Filosofia del vino
Devo dire che sono riuscito, probabilmente per fortuna, a tenermi abbastanza al riparo dal sacro furore di divulgazione della filosofia che per un periodo ha riempito le librerie con testi come “la filosofia e…” (i Peanuts, il calcio, la birra, l’unghia incarnita…).
Però nessuno è perfetto e quindi anche io ci sono cascato: una quarta di copertina rutilante mi ha convinto che questo libro fosse un vero saggio sul vino e su come le sue qualità, sia sensoriali che più immateriali (per esempio la capacità di inebriare, il legame con le feste…) fossero, e fossero state in passato, percepite e ragionate dall’uomo.
Quello che ho ottenuto è uno stanco catalogo di pensatori e filosofi, elencati in ordine cronologico, di cui viene riferito, con tono da manuale di filosofia, cosa hanno detto sul vino: e siccome ci sono tutti, ma proprio tutti, coloro che almeno una volta hanno nominato la parola “vino” nelle loro opere, forzatamente ciò che si ottiene è un insieme disuguale di osservazioni, alcune effettivamente legate al rapporto del singolo filosofo col vino, altre totalmente periferiche rispetto al suo pensiero.
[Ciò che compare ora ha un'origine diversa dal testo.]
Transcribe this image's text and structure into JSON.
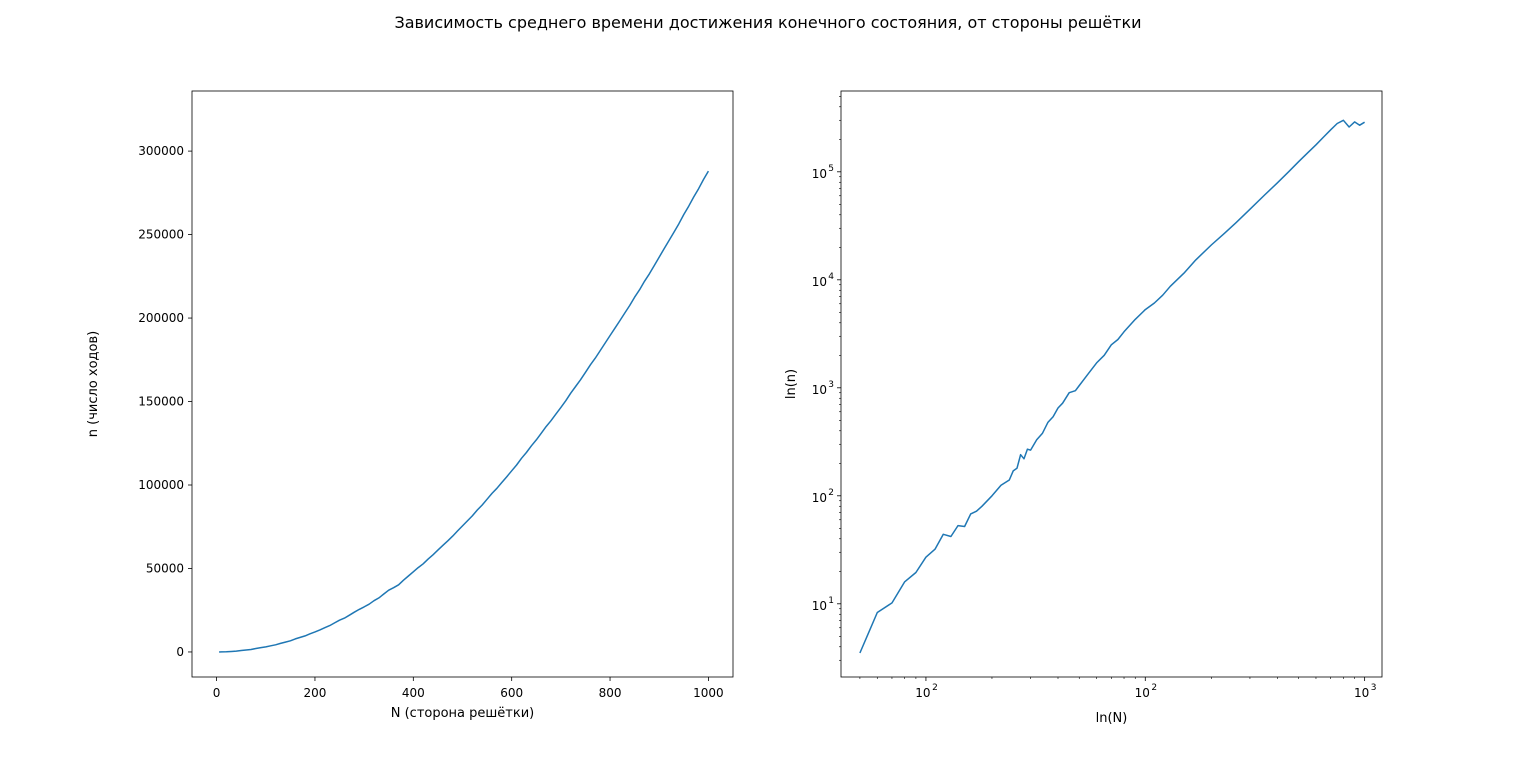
{
  "figure": {
    "suptitle": "Зависимость среднего времени достижения конечного состояния, от стороны решётки"
  },
  "chart_data": [
    {
      "type": "line",
      "xlabel": "N (сторона решётки)",
      "ylabel": "n (число ходов)",
      "xlim": [
        -50,
        1050
      ],
      "ylim": [
        -15000,
        336000
      ],
      "xticks": [
        0,
        200,
        400,
        600,
        800,
        1000
      ],
      "xtick_labels": [
        "0",
        "200",
        "400",
        "600",
        "800",
        "1000"
      ],
      "yticks": [
        0,
        50000,
        100000,
        150000,
        200000,
        250000,
        300000
      ],
      "ytick_labels": [
        "0",
        "50000",
        "100000",
        "150000",
        "200000",
        "250000",
        "300000"
      ],
      "series": [
        {
          "color": "#1f77b4",
          "x": [
            5,
            10,
            20,
            30,
            40,
            50,
            60,
            70,
            80,
            90,
            100,
            110,
            120,
            130,
            140,
            150,
            160,
            170,
            180,
            190,
            200,
            210,
            220,
            230,
            240,
            250,
            260,
            270,
            280,
            290,
            300,
            310,
            320,
            330,
            340,
            350,
            360,
            370,
            380,
            390,
            400,
            410,
            420,
            430,
            440,
            450,
            460,
            470,
            480,
            490,
            500,
            510,
            520,
            530,
            540,
            550,
            560,
            570,
            580,
            590,
            600,
            610,
            620,
            630,
            640,
            650,
            660,
            670,
            680,
            690,
            700,
            710,
            720,
            730,
            740,
            750,
            760,
            770,
            780,
            790,
            800,
            810,
            820,
            830,
            840,
            850,
            860,
            870,
            880,
            890,
            900,
            910,
            920,
            930,
            940,
            950,
            960,
            970,
            980,
            990,
            1000
          ],
          "y": [
            3.5,
            27,
            100,
            270,
            500,
            850,
            1150,
            1500,
            2100,
            2600,
            3000,
            3700,
            4300,
            5100,
            5900,
            6700,
            7800,
            8700,
            9600,
            10900,
            12000,
            13200,
            14500,
            15800,
            17400,
            19000,
            20300,
            22000,
            23800,
            25500,
            27000,
            28600,
            30700,
            32400,
            34700,
            37000,
            38500,
            40200,
            43000,
            45500,
            48000,
            50500,
            52800,
            55600,
            58200,
            61000,
            63800,
            66500,
            69400,
            72500,
            75500,
            78500,
            81500,
            85000,
            88000,
            91500,
            95000,
            98000,
            101500,
            105000,
            108500,
            112000,
            116000,
            119500,
            123500,
            127000,
            131000,
            135000,
            138500,
            142500,
            146500,
            150500,
            155000,
            159000,
            163000,
            167500,
            172000,
            176000,
            180500,
            185000,
            189500,
            194000,
            198500,
            203000,
            207500,
            212500,
            217000,
            222000,
            226500,
            231500,
            236500,
            241500,
            246500,
            251500,
            256500,
            262000,
            267000,
            272500,
            277500,
            283000,
            288000
          ]
        }
      ]
    },
    {
      "type": "line",
      "xscale": "log",
      "yscale": "log",
      "xlabel": "ln(N)",
      "ylabel": "ln(n)",
      "xlim": [
        4.1,
        1200
      ],
      "ylim": [
        2.1,
        560000
      ],
      "xticks": [
        10,
        100,
        1000
      ],
      "xtick_labels": [
        "10",
        "2",
        "10",
        "2",
        "10",
        "3"
      ],
      "yticks": [
        10,
        100,
        1000,
        10000,
        100000
      ],
      "ytick_labels": [
        "10",
        "1",
        "10",
        "2",
        "10",
        "3",
        "10",
        "4",
        "10",
        "5"
      ],
      "series": [
        {
          "color": "#1f77b4",
          "x": [
            5,
            6,
            7,
            8,
            9,
            10,
            11,
            12,
            13,
            14,
            15,
            16,
            17,
            18,
            20,
            22,
            24,
            25,
            26,
            27,
            28,
            29,
            30,
            32,
            34,
            36,
            38,
            40,
            42,
            45,
            48,
            50,
            55,
            60,
            65,
            70,
            75,
            80,
            90,
            100,
            110,
            120,
            130,
            150,
            170,
            200,
            230,
            260,
            300,
            350,
            400,
            450,
            500,
            550,
            600,
            650,
            700,
            750,
            800,
            850,
            900,
            950,
            1000
          ],
          "y": [
            3.5,
            8.3,
            10.2,
            16,
            19.5,
            27,
            32,
            44,
            42,
            53,
            52,
            68,
            72,
            80,
            100,
            125,
            140,
            170,
            180,
            240,
            220,
            270,
            265,
            330,
            380,
            480,
            540,
            650,
            720,
            900,
            940,
            1050,
            1350,
            1700,
            2000,
            2500,
            2800,
            3300,
            4300,
            5300,
            6100,
            7200,
            8700,
            11500,
            15300,
            21000,
            27000,
            34000,
            45000,
            61000,
            79000,
            100000,
            124000,
            150000,
            178000,
            210000,
            245000,
            280000,
            300000,
            260000,
            290000,
            270000,
            288000
          ]
        }
      ]
    }
  ]
}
L’autore non si sforza mai di cogliere un filo di continuità fra le divere posizioni che si succedono nel tempo, né prova a far cozzare due filosofi del vino uno contro l’altro per vedere cosa ne esce: non si devia mai dalla pura compilazione di nomi e posizioni filosofiche.
Un libro quindi faticoso, poco utile anche come testo di consultazione: direi un bignami.